Published in: on November 9, 2007 at 12:53 am  Comments (8)  

Digital Paintings

I’ve been doing a lot of art stuff with my tablet and Painter IX lately (and consequently, not a lot of writing). I’m still inspired by the digital fantasy art magazines I’ve been reading lately. Made me think, “yeah! I can do that, too!”

Here are a couple of pics I’ve worked on over the past few days. Although I feel like my art skills are improving, I think I still have a lot of things to work on before I can consider myself ready for commissions.

Lili in Voyager uniform
This was originally based off a very old sketch I have in my old drawing book. I thought the sketch looked good so I scanned it in and added a bit of colour using Painter IX.

Lili d’Quellara is one of the female lead characters in a fantasy webcomic I used to make, Lovarian Adventures. To make it a little bit more interesting for me, I decided to make her wear a science officer’s uniform as seen on Star Trek Voyager, one of my favourite Star Trek incarnations.

Me in Atlantis uniform
I decided I need to change the small 50×50 pixels avatar I use on my online art gallery at DeviantArt as it is getting a bit old. That and the avatar I was using was actually a drawing I made of Fr Sephriel, a character from my old fantasy webcomic, Lovarian Adventures. I also want to have my avatar in colour this time, as opposed to black & white.

While doing the face, I decided to draw part of the body as well. Having just finished the Lili pic above, I thought that maybe I can put myself in another sci-fi show’s uniform. And so, I drew myself wearing the uniform worn by the science people in Stargate Atlantis.

For those of you who know me well, you may notice that I don’t look exactly like this but I hope the resemblance is close enough.

Published in: on November 8, 2007 at 12:18 am  Comments (7)  

Long way around

It’s the day before Melbourne Cup Day. A lot of people didn’t come to work to take advantage of a four-day-long weekend. I wasn’t one of them. It was actually quite pleasant to come to work when a lot of people didn’t. There’s less traffic and less crowding. And there were more fruits left in the fruit boxes this morning, too.

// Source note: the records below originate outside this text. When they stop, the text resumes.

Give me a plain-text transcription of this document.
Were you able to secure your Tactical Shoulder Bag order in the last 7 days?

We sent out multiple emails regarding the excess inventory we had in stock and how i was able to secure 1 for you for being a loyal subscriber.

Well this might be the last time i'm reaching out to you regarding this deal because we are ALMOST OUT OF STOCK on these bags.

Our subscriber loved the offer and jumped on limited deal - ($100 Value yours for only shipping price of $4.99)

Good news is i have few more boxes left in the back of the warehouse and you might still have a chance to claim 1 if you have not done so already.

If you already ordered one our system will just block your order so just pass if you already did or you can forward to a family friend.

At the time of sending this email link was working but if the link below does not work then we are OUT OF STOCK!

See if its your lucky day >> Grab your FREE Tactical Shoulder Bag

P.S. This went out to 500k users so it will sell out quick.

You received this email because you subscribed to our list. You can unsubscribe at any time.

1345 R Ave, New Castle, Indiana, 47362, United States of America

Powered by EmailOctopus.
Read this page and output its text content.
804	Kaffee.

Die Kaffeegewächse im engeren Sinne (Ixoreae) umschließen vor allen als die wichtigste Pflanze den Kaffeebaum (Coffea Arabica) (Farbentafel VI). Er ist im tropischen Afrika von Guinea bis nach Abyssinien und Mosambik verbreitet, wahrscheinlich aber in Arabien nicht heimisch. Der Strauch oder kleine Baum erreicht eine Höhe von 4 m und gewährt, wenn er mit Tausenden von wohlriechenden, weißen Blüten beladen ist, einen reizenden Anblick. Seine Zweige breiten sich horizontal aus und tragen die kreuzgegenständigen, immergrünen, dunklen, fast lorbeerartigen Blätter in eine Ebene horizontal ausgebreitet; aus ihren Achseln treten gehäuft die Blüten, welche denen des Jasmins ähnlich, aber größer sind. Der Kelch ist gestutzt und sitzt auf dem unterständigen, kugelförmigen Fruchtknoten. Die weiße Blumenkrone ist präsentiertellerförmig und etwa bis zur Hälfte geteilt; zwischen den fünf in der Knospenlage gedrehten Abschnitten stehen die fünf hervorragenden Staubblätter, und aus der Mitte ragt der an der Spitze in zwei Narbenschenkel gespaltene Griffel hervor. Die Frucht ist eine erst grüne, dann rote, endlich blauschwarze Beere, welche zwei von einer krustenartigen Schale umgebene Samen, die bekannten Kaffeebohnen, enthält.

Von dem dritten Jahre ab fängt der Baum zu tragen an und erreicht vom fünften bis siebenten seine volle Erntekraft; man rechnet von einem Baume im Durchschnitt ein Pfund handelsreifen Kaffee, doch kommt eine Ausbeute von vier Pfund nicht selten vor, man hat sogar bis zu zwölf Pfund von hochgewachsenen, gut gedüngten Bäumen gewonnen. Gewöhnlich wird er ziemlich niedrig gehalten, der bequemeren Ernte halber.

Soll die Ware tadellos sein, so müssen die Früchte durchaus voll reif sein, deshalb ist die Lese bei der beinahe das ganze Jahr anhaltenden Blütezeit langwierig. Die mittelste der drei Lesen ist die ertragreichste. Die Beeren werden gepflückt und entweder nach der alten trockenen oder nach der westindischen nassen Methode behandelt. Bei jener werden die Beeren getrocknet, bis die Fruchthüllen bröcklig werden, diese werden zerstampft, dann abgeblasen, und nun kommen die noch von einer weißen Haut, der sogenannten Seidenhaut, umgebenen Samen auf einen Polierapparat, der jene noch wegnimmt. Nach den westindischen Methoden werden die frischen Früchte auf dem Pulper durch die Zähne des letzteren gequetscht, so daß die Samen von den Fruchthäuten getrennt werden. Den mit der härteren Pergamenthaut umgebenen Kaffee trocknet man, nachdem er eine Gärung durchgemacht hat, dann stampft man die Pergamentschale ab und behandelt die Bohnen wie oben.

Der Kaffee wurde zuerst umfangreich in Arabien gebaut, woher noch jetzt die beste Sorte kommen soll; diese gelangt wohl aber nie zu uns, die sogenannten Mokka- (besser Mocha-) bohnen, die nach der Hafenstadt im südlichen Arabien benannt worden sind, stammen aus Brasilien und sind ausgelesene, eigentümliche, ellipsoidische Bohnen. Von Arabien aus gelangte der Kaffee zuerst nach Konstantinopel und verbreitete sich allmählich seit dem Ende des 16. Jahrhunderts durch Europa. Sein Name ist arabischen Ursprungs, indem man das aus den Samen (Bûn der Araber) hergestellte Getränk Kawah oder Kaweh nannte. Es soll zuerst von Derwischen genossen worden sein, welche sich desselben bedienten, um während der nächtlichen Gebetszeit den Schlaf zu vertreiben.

Anyway, come lunch time, I was raring to meet up with Raquel at Australia on Collins for lunch. Raquel microwaves our packed lunch while I hurry off to the meeting place and buy two orders of small steamed rice at the Chinese fast food counter. We do this often enough that the people working at the Chinese fast food recognises us and knows our order even before we make it.

I thought it was going to be an easy tram ride from the East end of Collins Street down to the Swanston Street tram stop (going down West). However, when I got to the tram stop, there weren’t any people. There weren’t even any cars along Collins Street. I thought that was odd.

I looked down toward the west end of Collins Street and it seemed like the road was blocked off. Darn. That meant I had to walk all the way to Oz on Collins which was two blocks away. I was pretty hungry at the time so I really could’ve used a tram just about then.

When I finally got near to Swanston Street, I discovered that the whole street was barricaded to make way for the Melbourne Cup parade going through Swanston. That also meant that there was no way for me to cross to the other side of Collins Street where Raquel was waiting for me with our lunch! Just what I needed, more delays.

I then walked north along Swanston Street’s east sidewalk looking for a gap in the barricade where I could cross over to the west side of the city. After a block and a half, I finally got to the end of the barricade. However, the barricade actually only turned into Swanston Street from Bourke Street. That meant that I had to continue walking west with the hope that the next major street won’t be blocked off.

One block later, I turned south and walked the block and half distance back to Collins Street. Thankfully, the parade has moved on and I was able to walk straight to Collins Street without further delays. When I got to Collins Street, I turned east toward Swanston Street. Another half-block later, I finally arrived Oz on Collins and had my lunch with Raquel.

Too bad I was hungry and in a rush to get lunch, though. I wasn’t able to stick around Swanston Street and take photos of the celebrities, the bands and performers that were in the parade.